= David Carlin =

American politician (1938–2025)

David R. Carlin Jr. (April 9, 1938 – December 12, 2025) was an American politician, author and professor of sociology and philosophy.

==Life and career==
Born in Pawtucket, Rhode Island, on April 9, 1938, Carlin resided in Newport from 1972 until his death. He was a Democratic majority leader of the Rhode Island Senate.

His total period of service in the State Senate ran from 1981 to 1993. He made an unsuccessful bid for the Rhode Island's 1st congressional district in 1992. In 2012, he made a bid to return to the Rhode Island legislature, but was decisively defeated in a Democratic primary for the Rhode Island House of Representatives. He remained a registered Democrat but was strongly opposed to abortion and same-sex marriage.

Carlin served 12 years on the Newport School Committee and was at one time the chair of the Newport Democratic Party.

He was the author of five books: The Decline and Fall of the Catholic Church in America (2003), Can a Catholic Be a Democrat? (2006), Homosexualism versus Catholicism (2012), My Dear Bishops: an Open Letter to the American Catholic Bishops (2013), and Three Sexual Revolutions: Catholic ~ Protestant ~ Atheist (2022). He was also an opinion columnist for two Catholic periodicals (Commonweal and Our Sunday Visitor) and two Catholic websites (Crisis and Aleteia).

Carlin was a full-time professor at the Community College of Rhode Island (CCRI) since 1984. He was a professor of sociology and philosophy at the Newport campus of CCRI.

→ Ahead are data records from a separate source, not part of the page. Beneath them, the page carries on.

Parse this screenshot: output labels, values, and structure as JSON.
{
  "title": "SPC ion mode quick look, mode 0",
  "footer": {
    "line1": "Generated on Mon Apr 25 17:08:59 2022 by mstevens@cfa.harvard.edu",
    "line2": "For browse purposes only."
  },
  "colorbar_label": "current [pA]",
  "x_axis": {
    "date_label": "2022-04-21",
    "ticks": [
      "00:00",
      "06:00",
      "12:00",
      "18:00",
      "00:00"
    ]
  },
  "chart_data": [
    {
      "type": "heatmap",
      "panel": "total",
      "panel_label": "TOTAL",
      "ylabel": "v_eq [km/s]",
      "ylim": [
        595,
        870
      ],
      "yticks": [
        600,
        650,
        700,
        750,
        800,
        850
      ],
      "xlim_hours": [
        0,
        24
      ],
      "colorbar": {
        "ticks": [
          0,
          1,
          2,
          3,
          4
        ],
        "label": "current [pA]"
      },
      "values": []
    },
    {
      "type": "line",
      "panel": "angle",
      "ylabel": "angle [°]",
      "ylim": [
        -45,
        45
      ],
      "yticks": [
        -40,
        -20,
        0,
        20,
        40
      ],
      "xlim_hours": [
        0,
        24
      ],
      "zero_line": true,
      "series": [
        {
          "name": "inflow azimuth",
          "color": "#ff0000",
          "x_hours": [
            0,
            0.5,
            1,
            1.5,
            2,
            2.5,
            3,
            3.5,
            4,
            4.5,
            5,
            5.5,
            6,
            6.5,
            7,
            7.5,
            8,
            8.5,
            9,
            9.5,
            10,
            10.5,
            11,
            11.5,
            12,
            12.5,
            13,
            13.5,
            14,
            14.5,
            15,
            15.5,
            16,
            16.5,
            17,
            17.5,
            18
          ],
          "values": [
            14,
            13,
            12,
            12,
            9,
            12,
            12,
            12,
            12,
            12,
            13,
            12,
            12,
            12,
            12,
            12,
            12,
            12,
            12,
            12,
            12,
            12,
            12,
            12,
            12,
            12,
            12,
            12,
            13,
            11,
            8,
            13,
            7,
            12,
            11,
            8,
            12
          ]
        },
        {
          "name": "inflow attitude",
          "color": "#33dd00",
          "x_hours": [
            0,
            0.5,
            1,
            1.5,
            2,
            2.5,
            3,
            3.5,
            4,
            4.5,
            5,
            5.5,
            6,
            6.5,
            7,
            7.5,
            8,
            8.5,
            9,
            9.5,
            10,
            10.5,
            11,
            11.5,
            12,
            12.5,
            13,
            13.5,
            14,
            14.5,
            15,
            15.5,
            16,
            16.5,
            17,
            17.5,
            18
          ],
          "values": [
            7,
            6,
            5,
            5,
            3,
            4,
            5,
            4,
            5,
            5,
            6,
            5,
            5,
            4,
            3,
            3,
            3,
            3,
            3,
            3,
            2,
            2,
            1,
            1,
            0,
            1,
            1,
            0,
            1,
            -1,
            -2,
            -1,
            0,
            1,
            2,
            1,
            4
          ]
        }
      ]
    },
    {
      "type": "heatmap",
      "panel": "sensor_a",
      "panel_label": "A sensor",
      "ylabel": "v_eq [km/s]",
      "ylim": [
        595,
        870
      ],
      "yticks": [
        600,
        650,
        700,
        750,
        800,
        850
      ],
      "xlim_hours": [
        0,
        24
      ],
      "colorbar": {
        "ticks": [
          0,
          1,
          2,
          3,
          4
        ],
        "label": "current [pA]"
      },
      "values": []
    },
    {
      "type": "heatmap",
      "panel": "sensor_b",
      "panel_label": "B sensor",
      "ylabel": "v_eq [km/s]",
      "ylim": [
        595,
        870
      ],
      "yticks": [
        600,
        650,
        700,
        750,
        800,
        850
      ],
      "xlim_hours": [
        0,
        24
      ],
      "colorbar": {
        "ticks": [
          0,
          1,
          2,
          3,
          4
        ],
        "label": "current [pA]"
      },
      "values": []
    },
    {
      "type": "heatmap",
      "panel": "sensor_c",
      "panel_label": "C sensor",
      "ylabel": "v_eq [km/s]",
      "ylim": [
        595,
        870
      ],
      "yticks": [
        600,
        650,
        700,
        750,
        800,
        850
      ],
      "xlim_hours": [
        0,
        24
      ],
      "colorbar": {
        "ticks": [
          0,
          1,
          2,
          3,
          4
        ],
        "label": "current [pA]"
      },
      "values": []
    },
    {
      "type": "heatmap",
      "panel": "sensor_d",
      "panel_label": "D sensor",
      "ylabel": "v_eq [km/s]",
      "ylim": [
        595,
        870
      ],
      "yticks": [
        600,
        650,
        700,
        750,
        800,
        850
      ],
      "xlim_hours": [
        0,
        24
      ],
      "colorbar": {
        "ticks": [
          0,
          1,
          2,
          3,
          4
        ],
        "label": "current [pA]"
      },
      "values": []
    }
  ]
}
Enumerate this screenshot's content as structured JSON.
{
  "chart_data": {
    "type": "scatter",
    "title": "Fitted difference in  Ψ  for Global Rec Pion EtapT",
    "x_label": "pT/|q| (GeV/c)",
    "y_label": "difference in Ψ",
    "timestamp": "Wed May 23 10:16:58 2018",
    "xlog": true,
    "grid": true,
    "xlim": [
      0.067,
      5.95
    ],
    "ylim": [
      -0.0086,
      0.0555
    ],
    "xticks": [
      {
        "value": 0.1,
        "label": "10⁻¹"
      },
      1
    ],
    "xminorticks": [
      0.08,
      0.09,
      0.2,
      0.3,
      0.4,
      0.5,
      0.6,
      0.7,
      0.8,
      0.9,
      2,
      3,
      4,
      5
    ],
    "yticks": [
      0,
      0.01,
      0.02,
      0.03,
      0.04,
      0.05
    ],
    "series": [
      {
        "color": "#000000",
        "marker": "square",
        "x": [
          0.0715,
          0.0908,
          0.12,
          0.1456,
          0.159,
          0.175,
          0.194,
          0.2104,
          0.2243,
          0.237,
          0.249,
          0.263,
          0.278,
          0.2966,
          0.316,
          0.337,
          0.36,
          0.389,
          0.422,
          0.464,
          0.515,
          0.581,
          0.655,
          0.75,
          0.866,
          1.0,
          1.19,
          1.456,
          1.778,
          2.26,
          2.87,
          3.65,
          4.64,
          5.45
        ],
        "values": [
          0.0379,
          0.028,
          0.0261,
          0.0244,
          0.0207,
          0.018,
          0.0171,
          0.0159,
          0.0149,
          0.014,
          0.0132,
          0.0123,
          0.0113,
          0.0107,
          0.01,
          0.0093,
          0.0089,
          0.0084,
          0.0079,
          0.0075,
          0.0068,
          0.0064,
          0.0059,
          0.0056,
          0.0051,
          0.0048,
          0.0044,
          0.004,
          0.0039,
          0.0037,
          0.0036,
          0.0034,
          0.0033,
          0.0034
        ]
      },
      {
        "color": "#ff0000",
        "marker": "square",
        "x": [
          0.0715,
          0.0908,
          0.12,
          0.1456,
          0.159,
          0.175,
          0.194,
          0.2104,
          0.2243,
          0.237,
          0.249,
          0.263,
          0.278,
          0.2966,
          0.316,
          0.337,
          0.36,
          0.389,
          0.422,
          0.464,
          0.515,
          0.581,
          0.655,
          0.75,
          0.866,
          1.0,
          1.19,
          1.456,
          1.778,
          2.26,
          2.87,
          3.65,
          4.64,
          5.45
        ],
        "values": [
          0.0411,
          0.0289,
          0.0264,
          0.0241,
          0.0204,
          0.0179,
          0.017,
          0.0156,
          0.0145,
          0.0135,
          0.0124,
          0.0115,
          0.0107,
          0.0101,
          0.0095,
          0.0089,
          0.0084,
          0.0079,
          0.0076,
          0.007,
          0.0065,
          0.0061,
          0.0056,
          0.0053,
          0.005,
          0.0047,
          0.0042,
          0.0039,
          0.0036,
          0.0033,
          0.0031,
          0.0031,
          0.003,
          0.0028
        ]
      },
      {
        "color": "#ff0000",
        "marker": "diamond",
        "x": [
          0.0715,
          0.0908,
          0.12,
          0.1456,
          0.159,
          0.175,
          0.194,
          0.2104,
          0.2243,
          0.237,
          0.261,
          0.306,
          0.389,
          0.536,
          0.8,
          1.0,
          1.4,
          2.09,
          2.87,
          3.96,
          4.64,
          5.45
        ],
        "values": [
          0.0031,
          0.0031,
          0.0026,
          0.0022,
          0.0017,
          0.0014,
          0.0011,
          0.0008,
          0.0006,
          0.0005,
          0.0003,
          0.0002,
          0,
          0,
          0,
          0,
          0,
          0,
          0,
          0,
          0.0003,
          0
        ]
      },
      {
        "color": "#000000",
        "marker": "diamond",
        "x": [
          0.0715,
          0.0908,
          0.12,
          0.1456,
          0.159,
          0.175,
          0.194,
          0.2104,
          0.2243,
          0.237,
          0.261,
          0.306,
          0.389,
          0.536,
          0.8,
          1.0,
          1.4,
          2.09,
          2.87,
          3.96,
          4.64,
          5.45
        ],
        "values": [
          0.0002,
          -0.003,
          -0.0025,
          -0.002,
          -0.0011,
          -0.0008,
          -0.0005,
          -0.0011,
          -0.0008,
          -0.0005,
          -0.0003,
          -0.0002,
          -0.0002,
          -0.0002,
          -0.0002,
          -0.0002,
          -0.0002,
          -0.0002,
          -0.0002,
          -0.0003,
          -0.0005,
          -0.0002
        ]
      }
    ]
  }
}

Carlin died on December 12, 2025, at the age of 87.

==Views==
===Criticism of animal rights===
Carlin criticized animal rights. He argued that animals are not equal to humans and thus to not deserve the same legal protection. He commented that the idea of animal rights is degrading to humans and negates the Christian view that man was created in the image and likeness of God.

===Criticism of Equality Act===
On June 11, 2019, Carlin attracted controversy when he authored an op-ed in The Providence Journal attacking the Equality Act as redundant given that the state already includes the LGBTQ community in its civil rights statutes, and in opposition to transgender athletes participating in sports on their chosen rather than biological identity, referring to them as the "weirdest members of society" and disruptive of sporting events and normal childhood development.